Kayıt bittikten sonra bu sefer daha rahattım. Önümde daha böyle bir sürü kayıt vardı. Kalbim sızlayarak son sıradaki kaseti kayıt cihazına yerleştirdim. Babamın sesi bu sefer titriyor ve arada titriyordu.

“Bugün 17 Mart 2012, günlerden Cumartesi. Katilin en son kurbanı sevgili eşim Suzan… Ölüm bu sefer bize geldi. Beraber yemek yediğimiz mutfakta, sandalyenin üstünde kalbinde bir bıçakla oturuyordu. Elinde ‘Artık ağlamamız dileği ile…’ yazılı bir not vardı. Ah benim güzelim, kedimiz öldüğünde ağlamaktan gözlerin şişmişti; annen öldüğünde perişan olmuştun… Şimdi sen…” babamın derin bir nefes alıp ağladığı duyuluyordu. “SENİ ÖLDÜRECEĞİM PİÇ KURUSU!” diye bağırdı.

Kendimi tutamayıp ağlamaya başladım.

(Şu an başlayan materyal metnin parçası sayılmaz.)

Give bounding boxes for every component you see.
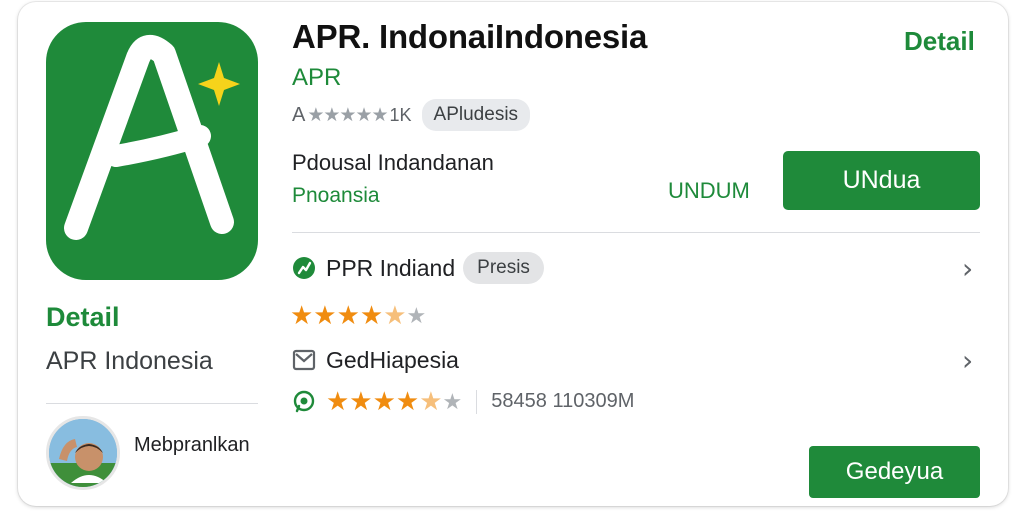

Bir an olsun vazgeçecek gibi oldum ama hemen Kurbanların Bilgileri yazan çekmeceyi açtım. Bütün kurbanların bilgilerini tek tek inceledim. Hiç tanımadığım insanların isimlerini, aileleri, adreslerini biliyordum. Odanın içinde, o dosyaların başında saatlerimi geçirdim; ağrıyan bir kafayla haritayı incelerken kendime geldim… Hemen telefonuma sarılıp babamı aradım. Telefon açılır açılmaz “Baba, hemen eve gel!” dedim.

Bölüm V: Ölümle Gelen Ölüm
Babam yaklaşık yarım saat sonra eve gelmişti. Beni salonda dalgın dalgın otururken görünce korku ve heyecanla “Ne oldu oğlum? Apar topar geldim” dedi. İlk önce kafamı aşağı yukarı oynattım, sonra “Bir şey olmadı baba… Otursana” dedim. Babamın surat ifadesi giderek değişiyordu. Sesini biraz daha sertleştirerek “Ne oldu o zaman, söylesene” dedi. Derin bir nefes alıp “Bir şey bulmuş olabilirim” dedim. Babamın merak duygusu iyice artmıştı, yüzünden anlaşılabiliyordu. Gözlerini kısarak “Ne buldun?” diye sordu fısıltıyla. Tekrar derin bir nefes alıp konuşmaya başladım;

"Bugün saatlerimi senin kilitli tuttuğun odanın içinde geçirdim. Ses kayıtlarını dinledim, kurbanların bilgilerini inceledim, öldürüldükleri yerleri harita üzerinde kontrol ettim. Katilin yazdığı notları defalarca okudum. Baba… Kurbanların ortak bir özelliği var, öldürülme tarzları dışında bir ortak özellik: ölüm… "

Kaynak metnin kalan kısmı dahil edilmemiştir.